A flare of hope in Eva’s eyes, quickly snuffed. “The key to what?”
I take a short breath. “Moving between worlds.”
Eva says nothing, her eyes burning with the same desperate hunger that sent me tumbling into Prim’s world in the first place, that keeps me skipping from world to world like a stone across the cold surface of the universe. I find myself looking away, unable to stand the sight of so much hope, even secondhand. “So, the universe is like a book, right? And each world is like a page. And if you tell the same story enough times, you can bleed through to another page.”
“You mean—I must write down my own story?” Eva looks like she would open a vein and use her own blood as ink if I told her to.
“No, not literally.” Although the thought loosens something in the back of my skull, a question I’d been ignoring. I keep ignoring it. “You have to enact a familiar part of your plot. And then you can sort of slip between worlds and go somewhere else.” Charm is way better at explaining this stuff than me. I miss her, suddenly and fiercely, the way I haven’t let myself in six months and thirteen days. Or, if I’m being honest, five years.

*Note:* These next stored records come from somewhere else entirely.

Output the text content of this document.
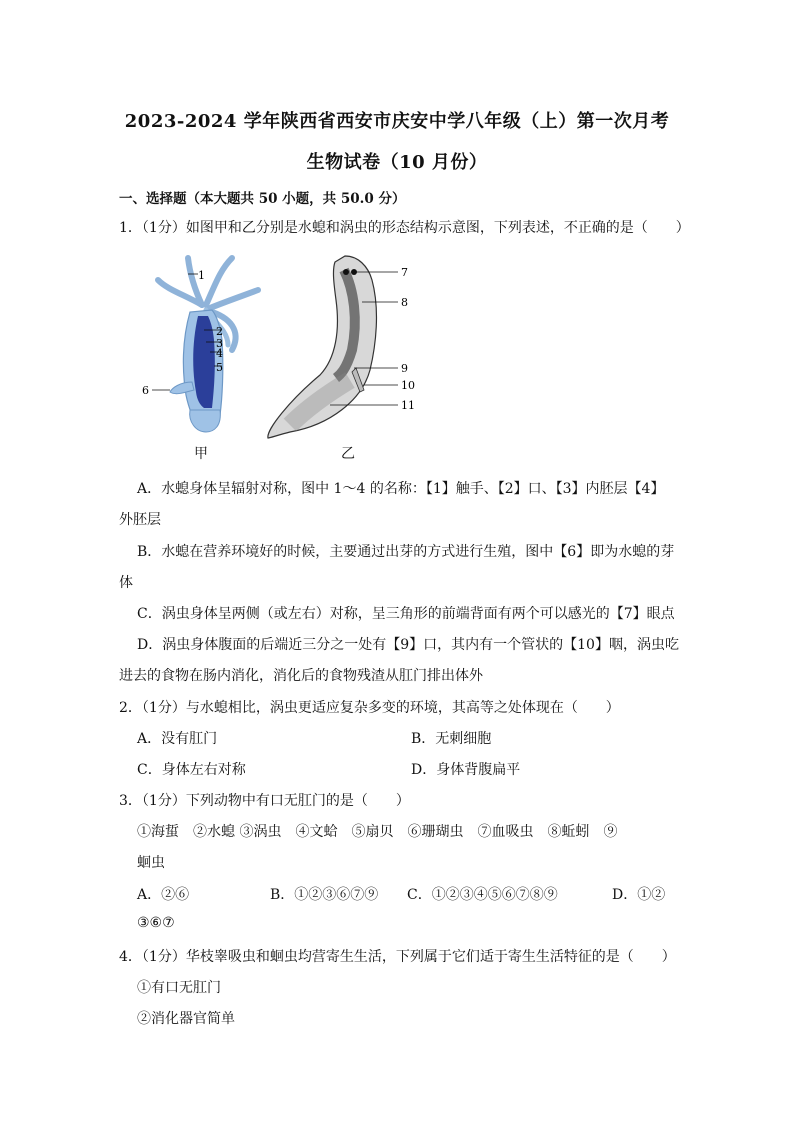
2023-2024 学年陕西省西安市庆安中学八年级（上）第一次月考
生物试卷（10 月份）
一、选择题（本大题共 50 小题，共 50.0 分）
1．（1分）如图甲和乙分别是水螅和涡虫的形态结构示意图，下列表述，不正确的是（　　）
1
2
3
4
5
6
7
8
9
10
11
甲	乙
A．水螅身体呈辐射对称，图中 1～4 的名称：【1】触手、【2】口、【3】内胚层【4】
外胚层
B．水螅在营养环境好的时候，主要通过出芽的方式进行生殖，图中【6】即为水螅的芽
体
C．涡虫身体呈两侧（或左右）对称，呈三角形的前端背面有两个可以感光的【7】眼点
D．涡虫身体腹面的后端近三分之一处有【9】口，其内有一个管状的【10】咽，涡虫吃
进去的食物在肠内消化，消化后的食物残渣从肛门排出体外
2．（1分）与水螅相比，涡虫更适应复杂多变的环境，其高等之处体现在（　　）
A．没有肛门	B．无刺细胞
C．身体左右对称	D．身体背腹扁平
3．（1分）下列动物中有口无肛门的是（　　）
①海蜇　②水螅 ③涡虫　④文蛤　⑤扇贝　⑥珊瑚虫　⑦血吸虫　⑧蚯蚓　⑨
蛔虫
A．②⑥	B．①②③⑥⑦⑨ C．①②③④⑤⑥⑦⑧⑨	D．①②
③⑥⑦
4．（1分）华枝睾吸虫和蛔虫均营寄生生活，下列属于它们适于寄生生活特征的是（　　）
①有口无肛门
②消化器官简单
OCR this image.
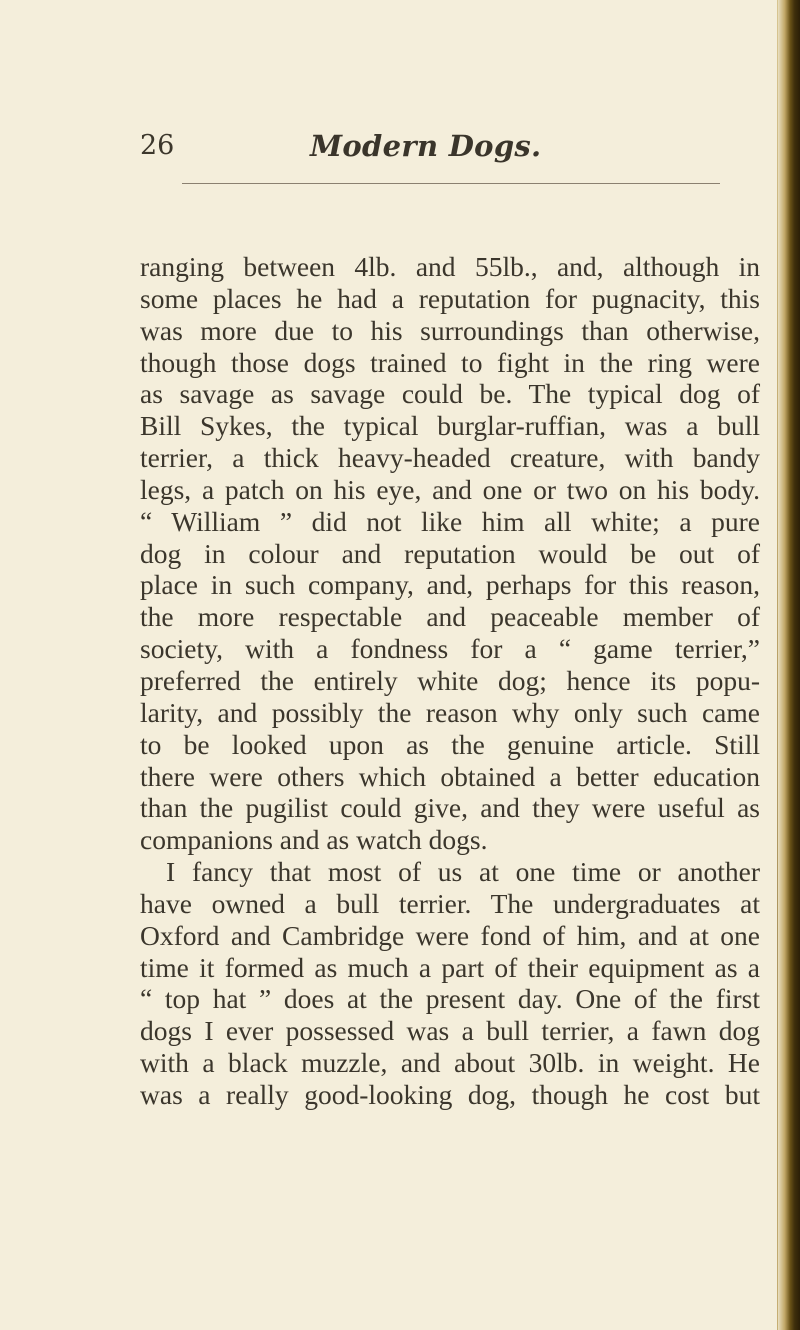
26	Modern Dogs.
ranging between 4lb. and 55lb., and, although in
some places he had a reputation for pugnacity, this
was more due to his surroundings than otherwise,
though those dogs trained to fight in the ring were
as savage as savage could be. The typical dog of
Bill Sykes, the typical burglar-ruffian, was a bull
terrier, a thick heavy-headed creature, with bandy
legs, a patch on his eye, and one or two on his body.
“ William ” did not like him all white; a pure
dog in colour and reputation would be out of
place in such company, and, perhaps for this reason,
the more respectable and peaceable member of
society, with a fondness for a “ game terrier,”
preferred the entirely white dog; hence its popu-
larity, and possibly the reason why only such came
to be looked upon as the genuine article. Still
there were others which obtained a better education
than the pugilist could give, and they were useful as
companions and as watch dogs.
I fancy that most of us at one time or another
have owned a bull terrier. The undergraduates at
Oxford and Cambridge were fond of him, and at one
time it formed as much a part of their equipment as a
“ top hat ” does at the present day. One of the first
dogs I ever possessed was a bull terrier, a fawn dog
with a black muzzle, and about 30lb. in weight. He
was a really good-looking dog, though he cost but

I swallow a knot of snot. “But like, it only works in your own story, usually. I’d only ever zapped into other versions of Sleeping Beauty until you and your magic mirror landed me here.”
“So…” Eva closes her eyes. “We need the mirror.”
“I think so, yeah.”
“Why? It’s just a mirror I enchanted to show me the truth.”
My chains give an uncomfortable rattle. “I think—well, Zellandine thinks that the universes are getting squooshed together?” I applaud my own use of the passive voice. “So your mirror maybe slipped a little into other stories, and showed you other truths.”
I can feel Eva studying me. “It’s your fault, isn’t it? That’s what that fairy meant. The worlds are merging because you won’t finish your story.”
“Excuse me for not wanting to stand around and wait to die.”
“Oh, I quite understand.” Her tone turns acidic, blackly triumphant. “But then, I’m the villain.”
I don’t say anything in my defense, because there’s not much to say. Maybe I’m the villain too.
Eventually, I feel Eva’s bitterness drain away. “The mirror showed me you, out of all the possible people in all the universes.” It sounds almost like an apology. “Why?”